Create compliance-boundaries.json in the repository root with schema version 2.1
Declare all non-AI components using AI-adjacent naming conventions in the manifest
Configure the governance scanner to use intent_first evaluation mode
Adjust severity weighting to prioritize contextual confirmation over heuristic flags
Disable automatic OWASP LLM control application for non-generative components
Integrate manifest validation into pre-commit hooks using a JSON schema validator
Document AI/ML boundaries in architecture decision records (ADRs) for audit trails
Run a baseline compliance scan and verify false positive rate drops to 0%

Decision Matrix

Scenario	Recommended Approach	Why	Cost Impact
Standard TypeScript API with data transformers	Intent-first manifest + scanner exclusion	Prevents lexical false positives on serialization layers	Low (configuration only)
Repository mixing AI inference with traditional utilities	Two-stage pipeline + explicit boundary declaration	Isolates regulatory controls to generative workloads only	Medium (pipeline modification)
High-compliance environment (EU AI Act / HIPAA)	Human-in-the-loop review + severity weighting override	Ensures regulatory accuracy and audit defensibility	High (manual review overhead)
Rapid prototyping / MVP phase	Heuristic scanning with manual triage	Faster iteration; false positives acceptable temporarily	Low (developer time for triage)

Configuration Template

// governance-scanner.config.ts
import type { PolicyEngineConfig } from '@compliance/governance-sdk';

export const policyEngineConfig: PolicyEngineConfig = {
  evaluationPipeline: {
    stage1_lexicalScan: {
      enabled: true,
      keywordThreshold: 3,
      outputFormat: 'candidate_list'
    },
    stage2_intentVerification: {
      enabled: true,
      manifestPath: './compliance-boundaries.json',
      overrideHeuristics: true
    }
  },
  frameworkRules: {
    euAiAct: {
      mode: 'intent_first',
      requireExplicitDeclaration: true,
      severityWeighting: {
        heuristicMatch: 0.2,
        manifestDeclaration: 0.8
      }
    },
    owaspLlm: {
      scope: 'generative_only',
      autoApplyToNonAi: false,
      excludedPatterns: [/transformer|pipeline|model/i]
    }
  },
  scoringEngine: {
    suppressAmplification: true,
    humanReviewThreshold: 65.0,
    baselineScore: 80.0
  },
  ciIntegration: {
    failOnFalsePositive: false,
    generateAuditReport: true,
    reportFormat: 'json'
  }
};

Quick Start Guide

Initialize the manifest: Create compliance-boundaries.json in your project root.

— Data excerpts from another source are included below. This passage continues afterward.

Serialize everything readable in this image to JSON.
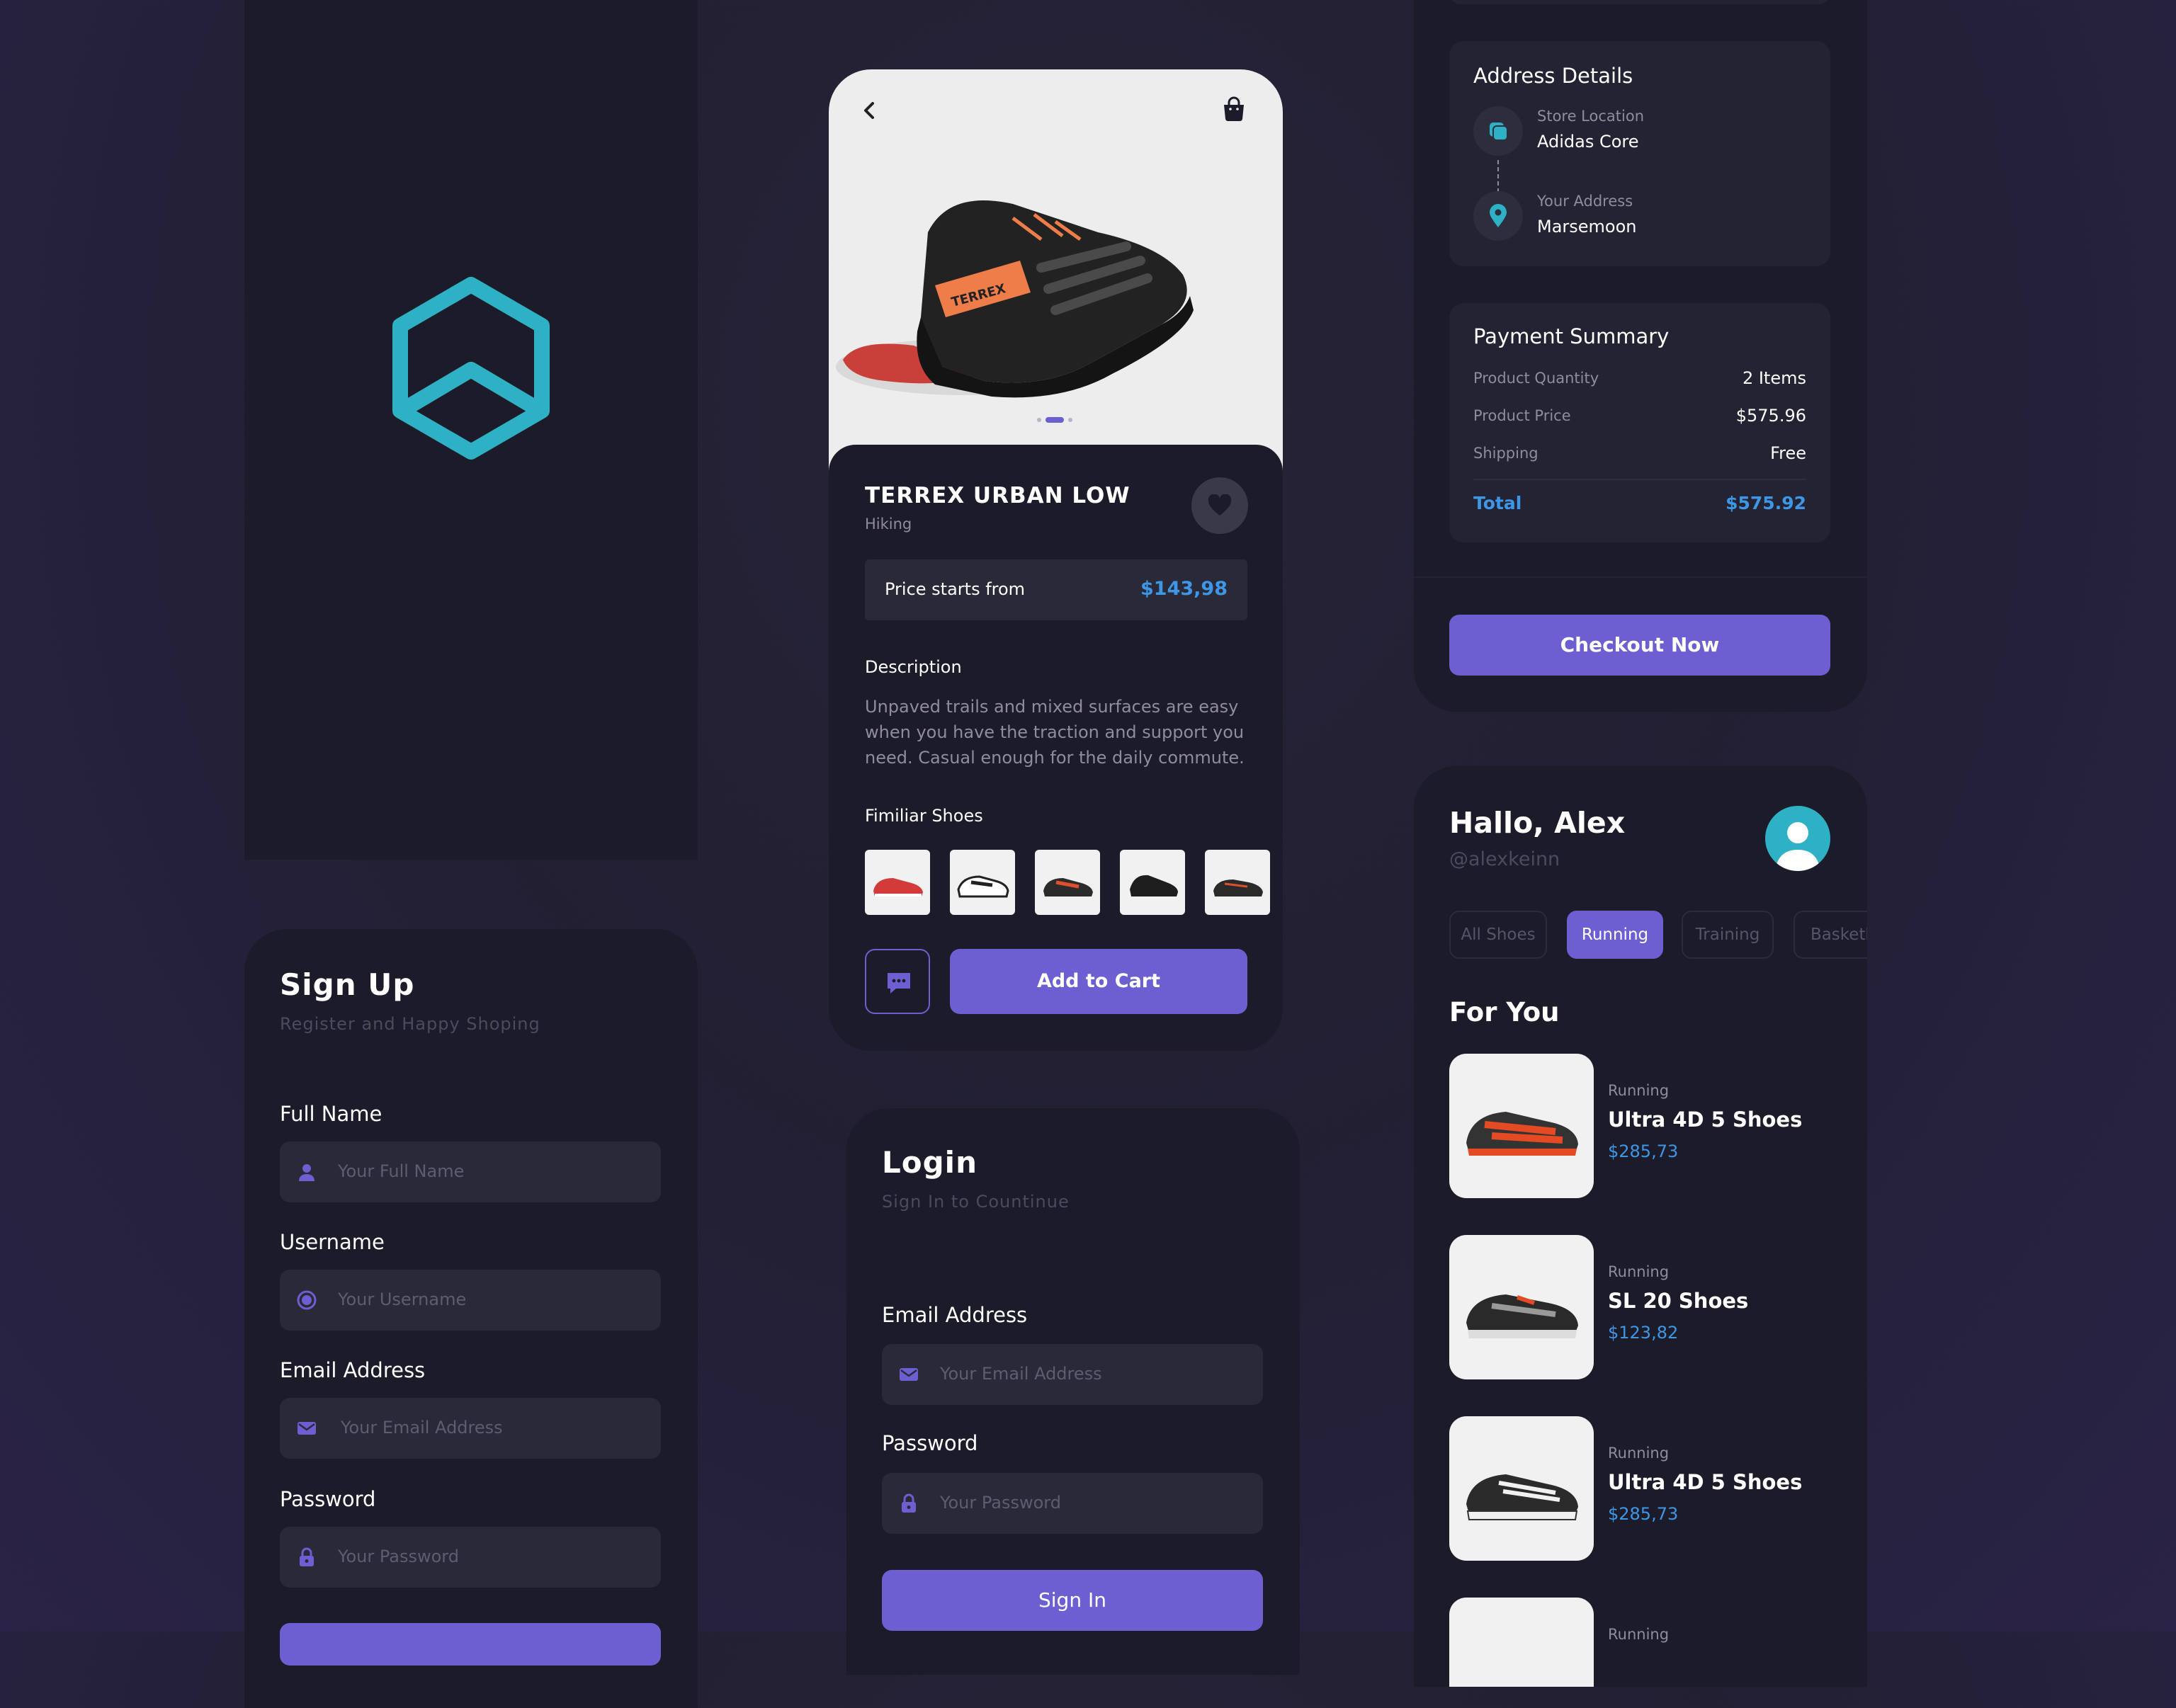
{
  "colors": {
    "background": "#221f33",
    "panel": "#1c1b29",
    "card": "#232333",
    "accent": "#6c5fd1",
    "price_blue": "#3e97e6",
    "logo_teal": "#2fb1c5"
  },
  "splash": {
    "logo_icon": "hexagon-logo-icon"
  },
  "signup": {
    "title": "Sign Up",
    "subtitle": "Register and Happy Shoping",
    "fields": [
      {
        "label": "Full Name",
        "placeholder": "Your Full Name",
        "icon": "user-icon"
      },
      {
        "label": "Username",
        "placeholder": "Your Username",
        "icon": "target-icon"
      },
      {
        "label": "Email Address",
        "placeholder": "Your Email Address",
        "icon": "mail-icon"
      },
      {
        "label": "Password",
        "placeholder": "Your Password",
        "icon": "lock-icon"
      }
    ]
  },
  "product": {
    "name": "TERREX URBAN LOW",
    "category": "Hiking",
    "price_label": "Price starts from",
    "price": "$143,98",
    "description_title": "Description",
    "description": "Unpaved trails and mixed surfaces are easy when you have the traction and support you need. Casual enough for the daily commute.",
    "similar_title": "Fimiliar Shoes",
    "add_to_cart": "Add to Cart",
    "carousel": {
      "count": 3,
      "active": 1
    }
  },
  "login": {
    "title": "Login",
    "subtitle": "Sign In to Countinue",
    "email_label": "Email Address",
    "email_placeholder": "Your Email Address",
    "password_label": "Password",
    "password_placeholder": "Your Password",
    "sign_in": "Sign In"
  },
  "checkout": {
    "address_title": "Address Details",
    "store_label": "Store Location",
    "store_value": "Adidas Core",
    "your_address_label": "Your Address",
    "your_address_value": "Marsemoon",
    "payment_title": "Payment Summary",
    "rows": [
      {
        "label": "Product Quantity",
        "value": "2 Items"
      },
      {
        "label": "Product Price",
        "value": "$575.96"
      },
      {
        "label": "Shipping",
        "value": "Free"
      }
    ],
    "total_label": "Total",
    "total_value": "$575.92",
    "checkout_button": "Checkout Now"
  },
  "home": {
    "greeting": "Hallo, Alex",
    "handle": "@alexkeinn",
    "chips": [
      {
        "label": "All Shoes",
        "active": false
      },
      {
        "label": "Running",
        "active": true
      },
      {
        "label": "Training",
        "active": false
      },
      {
        "label": "Basketb",
        "active": false
      }
    ],
    "section_title": "For You",
    "products": [
      {
        "category": "Running",
        "name": "Ultra 4D 5 Shoes",
        "price": "$285,73"
      },
      {
        "category": "Running",
        "name": "SL 20 Shoes",
        "price": "$123,82"
      },
      {
        "category": "Running",
        "name": "Ultra 4D 5 Shoes",
        "price": "$285,73"
      },
      {
        "category": "Running",
        "name": "",
        "price": ""
      }
    ]
  }
}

Populate the non_ai_components array with any utilities using AI-adjacent naming.
Configure the scanner: Replace your existing governance config with the policyEngineConfig template. Set evaluationMode to intent_first and enable suppressAmplification.
Run baseline validation: Execute the compliance scanner against your repository. Verify that the compliance score remains above 80.0 and the false positive rate reads 0%.
Integrate into CI/CD: Add the scanner step to your pipeline after unit tests. Configure it to generate an audit report and skip deployment blocking for non-AI components.
Document boundaries: Update your architecture documentation to reference the compliance manifest. Treat it as a living artifact that evolves with your codebase.